(16)

4.9K 511 696
                                        

Sınırın dolması için 3 OY daha gerekiyordu ama dayanamadım un atıyorum djgnsjgjsjfsnfn
.
.

"Güzel. Sonunda Army'i bulabileceğiz..  Bu arada, saçma sapan intikam oyunlarını ben Army'e gelene kadar yapmayacaksın. Dikkat çekmemeye çalış. Fark edilirsen seni önce ben öldürürüm. Benim işim bittiğinde sende yaparsın ne yapacaksan."

"Tamamdır, Vegas.."

Yugyeom, telsizini kapatırken aklından geçen sinsi düşüncelerle sırıttı.
Vegas geldikten sonra Jungkook'a çektireceği acıları hayal ederken, sabırsızlanıyordu.

Yazardan~

Sabahki küçük atışmalarından sonra Jungkook yataktan kalkmış ve Taehyung'u arkasında bırakıp hızla odadan çıkmıştı.

Ona belli etmemeye özen göstermişti ancak içten içe heyecandan kalbi duracak gibi olmuştu.
Taehyung resmen defalarca kez onu boynundan öpmüştü!

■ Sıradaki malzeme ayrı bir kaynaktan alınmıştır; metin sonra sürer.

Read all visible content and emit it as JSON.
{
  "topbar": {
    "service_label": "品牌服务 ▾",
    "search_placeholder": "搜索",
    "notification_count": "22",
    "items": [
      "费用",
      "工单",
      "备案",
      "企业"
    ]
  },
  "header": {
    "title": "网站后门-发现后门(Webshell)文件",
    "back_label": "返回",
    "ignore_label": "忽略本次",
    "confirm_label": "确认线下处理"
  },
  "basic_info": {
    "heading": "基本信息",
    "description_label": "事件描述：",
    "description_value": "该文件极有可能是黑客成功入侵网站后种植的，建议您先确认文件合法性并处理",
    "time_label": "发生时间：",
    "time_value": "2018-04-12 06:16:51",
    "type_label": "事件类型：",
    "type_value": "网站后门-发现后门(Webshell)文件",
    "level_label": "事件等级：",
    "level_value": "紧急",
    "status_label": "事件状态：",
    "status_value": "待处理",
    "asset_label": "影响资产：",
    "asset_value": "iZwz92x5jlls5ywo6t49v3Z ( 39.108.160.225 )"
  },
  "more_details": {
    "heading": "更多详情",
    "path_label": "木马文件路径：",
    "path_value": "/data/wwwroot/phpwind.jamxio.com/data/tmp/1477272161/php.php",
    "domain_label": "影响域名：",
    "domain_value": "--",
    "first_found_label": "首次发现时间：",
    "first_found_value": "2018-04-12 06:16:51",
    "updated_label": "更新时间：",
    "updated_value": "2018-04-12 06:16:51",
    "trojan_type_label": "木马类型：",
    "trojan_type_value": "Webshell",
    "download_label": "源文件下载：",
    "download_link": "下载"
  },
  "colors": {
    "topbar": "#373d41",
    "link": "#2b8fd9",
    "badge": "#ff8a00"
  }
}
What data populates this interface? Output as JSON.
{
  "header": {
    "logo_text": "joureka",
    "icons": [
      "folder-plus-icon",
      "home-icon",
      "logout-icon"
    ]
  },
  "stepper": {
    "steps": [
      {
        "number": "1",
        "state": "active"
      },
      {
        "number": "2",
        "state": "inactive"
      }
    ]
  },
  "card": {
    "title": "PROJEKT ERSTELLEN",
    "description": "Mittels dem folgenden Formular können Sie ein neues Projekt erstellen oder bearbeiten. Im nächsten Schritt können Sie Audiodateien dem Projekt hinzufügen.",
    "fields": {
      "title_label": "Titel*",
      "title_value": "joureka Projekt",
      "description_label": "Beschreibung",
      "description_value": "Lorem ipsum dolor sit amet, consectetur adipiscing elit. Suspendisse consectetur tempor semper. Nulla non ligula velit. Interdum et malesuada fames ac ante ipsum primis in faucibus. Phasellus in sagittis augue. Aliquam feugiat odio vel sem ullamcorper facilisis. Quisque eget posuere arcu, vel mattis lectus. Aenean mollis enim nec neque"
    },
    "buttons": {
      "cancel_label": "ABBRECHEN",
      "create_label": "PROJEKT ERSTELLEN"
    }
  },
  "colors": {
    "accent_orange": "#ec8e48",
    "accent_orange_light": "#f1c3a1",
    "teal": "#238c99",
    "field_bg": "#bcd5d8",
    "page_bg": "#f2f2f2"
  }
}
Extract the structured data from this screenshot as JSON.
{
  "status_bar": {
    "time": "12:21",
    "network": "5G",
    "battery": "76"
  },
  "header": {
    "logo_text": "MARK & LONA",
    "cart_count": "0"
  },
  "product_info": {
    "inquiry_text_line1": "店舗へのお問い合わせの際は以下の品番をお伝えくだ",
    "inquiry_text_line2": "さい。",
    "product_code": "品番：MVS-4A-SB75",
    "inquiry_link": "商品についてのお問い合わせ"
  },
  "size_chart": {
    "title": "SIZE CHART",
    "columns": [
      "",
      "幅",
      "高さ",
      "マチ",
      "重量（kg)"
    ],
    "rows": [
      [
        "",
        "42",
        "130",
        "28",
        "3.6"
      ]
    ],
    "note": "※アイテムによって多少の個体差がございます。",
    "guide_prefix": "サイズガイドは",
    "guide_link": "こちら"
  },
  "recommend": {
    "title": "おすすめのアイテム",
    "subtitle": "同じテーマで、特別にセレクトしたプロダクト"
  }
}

Odadan çıktığı an, elini Taehyung'un öpücüklerini dizdiği boynuna yerleştirmiş ve utançla gülümsemişti. Sanki dudaklarının sıcak baskısını hala boynunda hissediyordu..

Eliyle boynunu biraz daha sıvazladıktan sonra kafasını iki yana sallayarak kendine gelmeye çalıştı Jungkook.
Etkilenmenin sırası değildi! Ona hâlâ kızgındı! Öyle değil mi? Bu yaptığı kabul edilemezdi!

Kendine geldiği an, hızla aşağıya, salona inmişti.

Neredeyse herkes uyanmıştı. Bir kaç kişi hariç.

Boş koltuklardan birine kuruldu Jungkook. Ne yapacağını bilmiyordu, herkesin toplanmasını bekleyecekti.

O sırada Hoseok salona gelmişti.

Jungkook'un yanına doğru ilerlerken, söze atıldı enerjik bir sesle.

"Günaydınn!"

Hayatın bu kadar kötü gitmesine rağmen nasıl bu kadar enerjik ve hayat dolu olduğunu sorguladı Jungkook.

"Günaydın!" Diye cevap verdi, onun gibi.

Jungkook'tan

"Ah, kahvaltı yapacak mıyız? Yoksa direkt yola mı çıkarız?"

Diye sorduğunda, bu kararı ben vermeyeceğim için, Taehyung'a sorması gerektiğini söyleyecektim ki, o an salona giriş yapan Taehyung çoktan sorusunu cevaplamıştı.

"Kısaca bir şeyler atıştırıp öyle çıkalım."

Taehyung adımlarını hemen yanıma doğru atmaya başladığında, huysuz bakışlarımı ona göndermeye başladım.

Koskoca salonda, başka yer yokmuş gibi hemen yanıma oturmuştu.
Ona küs olduğumu defalarca kez kendime hatırlatırken, hızla yanından kalktım.

"Ben gidip atıştırmalık bir şeyler ayarlayayım."

Tam bir adım atmıştım ki, bileğime sarılan el, hızla beni geriye çekmişti.
Az önce kalktığım yere gerisin geri düşerken, şaşkın bakışlarımı beni çeken Taehyung'a çevirdim.

"Ne yapıyorsun!?"

"Sen otur. SeokJin hazırlamaya başladı bile."

"Tamam, o zaman yardım ederim." Diyip tekrar kalkacağım sırada, bileğimdeki tutuşu sıkılaşmış ve yerimde oturmamı sağlamıştı.